Uncertainty is hope when you don’t know the outcome. 

Photo by S. Wolfington

By now, I’ve gotten used to an array of recent diagnoses I’ve been on the receiving end of…reminders of my mortality, some having the potential to shorten a life. In the beginning, admittedly, it throws you off balance. And after a time, life then becomes a new normal where adjustments have been made, answers are being sought. You learn to manage your new normal—or a new version of the old.

Apart from the most trusted of confidantes and after the first period of mourning and shock of news, whatever it might be, you learn to keep the bad days to yourself and share the good ones by putting on your dancing shoes, getting out to catch up with life and friends.

You’ve come to recognize your survivor-hood by now.

And when someone asks, you work to keep your answers brief and hopeful. You recognize quickly the glazed eyes, the subject changed. Vulnerability can feel awkward.

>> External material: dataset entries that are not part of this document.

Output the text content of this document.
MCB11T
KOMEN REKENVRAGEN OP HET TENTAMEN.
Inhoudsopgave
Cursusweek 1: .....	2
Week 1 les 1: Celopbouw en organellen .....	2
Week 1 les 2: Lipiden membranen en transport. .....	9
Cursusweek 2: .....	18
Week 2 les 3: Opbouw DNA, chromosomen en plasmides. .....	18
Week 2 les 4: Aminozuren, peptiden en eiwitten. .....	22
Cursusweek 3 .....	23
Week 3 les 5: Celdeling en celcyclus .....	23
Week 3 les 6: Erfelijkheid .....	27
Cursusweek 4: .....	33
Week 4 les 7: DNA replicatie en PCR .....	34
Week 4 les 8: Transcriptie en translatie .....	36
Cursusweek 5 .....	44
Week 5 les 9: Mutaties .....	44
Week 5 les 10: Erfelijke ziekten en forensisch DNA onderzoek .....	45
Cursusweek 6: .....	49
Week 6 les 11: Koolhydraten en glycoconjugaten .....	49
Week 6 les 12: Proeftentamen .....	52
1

Yet you know in the end analysis, everything is alright.

Yesterday I ran into a somewhat new acquaintance who upon seeing me, recognized and embraced me immediately. Embarrassed because I was having problems remembering our exact meeting and conversation, I played along. So much has happened since then. Before we parted, she made sure to take the time to let me know the takeaway of our first meeting while she cried in front of me,  how she had walked away feeling so much hope. Unbeknownst to me, I had apparently conveyed knowing that no matter what calamity befell me, I was always certain I would be okay (after a period of adjustment). Nothing was the end of the earth, not in death or life. And that gave her hope right up to moment we bumped into one another yesterday.

It’s interesting, while just being who we are, what we never suspect what people will take away in their meetings with us we’re not aware of. I wonder who of us asks ourselves if our presence is an ordeal to bear or a welcoming breath of fresh air.

My hope for each one of us in the darkness to always keep the vulnerability welcome light on. However it looks, there is a way home.